Needless to say, by the second half of the book, more accurately the last quarter, the spell was broken for me, and one signifier of this were grammar/spelling errors (in which I found a few which seemed to chip away at my focus). The writing began with a luster and subsequently loses that luster. Katabasis was within reach of perfection, but it is seemingly hiccuped on either a shortage of time or lack of revision. I got this impression distinctly as Alice and Peter go through the final courts of Hell. I loved Pride and Desire (the first courts)—they are honestly hilarious and impressively creative chapters. I grew excited by what Kuang would come up with in the other courts to find that they were rushed through to get to the Eighth court. In fact, those courts appeared to be mostly barren wasteland.

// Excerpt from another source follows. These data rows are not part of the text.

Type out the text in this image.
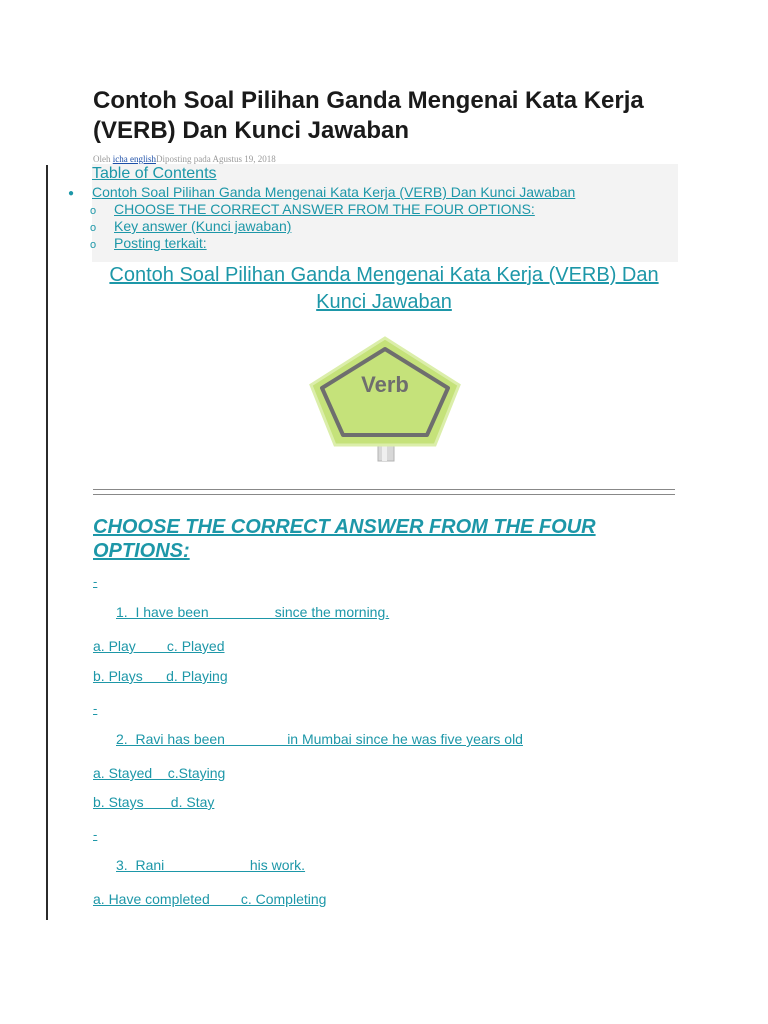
Contoh Soal Pilihan Ganda Mengenai Kata Kerja (VERB) Dan Kunci Jawaban
Oleh icha englishDiposting pada Agustus 19, 2018
Table of Contents
● Contoh Soal Pilihan Ganda Mengenai Kata Kerja (VERB) Dan Kunci Jawaban
o CHOOSE THE CORRECT ANSWER FROM THE FOUR OPTIONS:
o Key answer (Kunci jawaban)
o Posting terkait:
Contoh Soal Pilihan Ganda Mengenai Kata Kerja (VERB) Dan Kunci Jawaban
Verb
CHOOSE THE CORRECT ANSWER FROM THE FOUR OPTIONS:
-
1.  I have been                 since the morning.
a. Play        c. Played
b. Plays      d. Playing
-
2.  Ravi has been                in Mumbai since he was five years old
a. Stayed    c.Staying
b. Stays       d. Stay
-
3.  Rani                      his work.
a. Have completed        c. Completing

I got the impression that Katabasis wanted to include more than it could handle. I noticed in the second half of the book that sentences are awkwardly fragmented together to get across information or emotions as quickly as possible, and that entire chapters should have simply been scaffolded better, especially since I had the early chapters to compare it with. I couldn’t shake this feeling that many chapters were written momentously and never looked back on.
I am hesitant with this critique since I cannot say that I don’t hold Kuang to a higher standard than your average booktok-recommended-fantasy, and also that the ambition of Katabasis is still an incredible endeavor, but I cannot rate a work on ambition alone. I think that Katabasis stands in the shadow of Babel in terms of writing, world-building, characters and character development and more. I think if Kuang scaled down everything with Katabasis, it would have been incomparable, and it would have matched the tone of the novel, but the extreme use of references obscures the true narrative of the story.
So those are my thoughts. The first half and second half of this book are still clashing with each other in my mind. Final thought: I’d still give it a read; my critique may seem like quite a lot, but I don’t think I gave the parts I love the justice it deserves.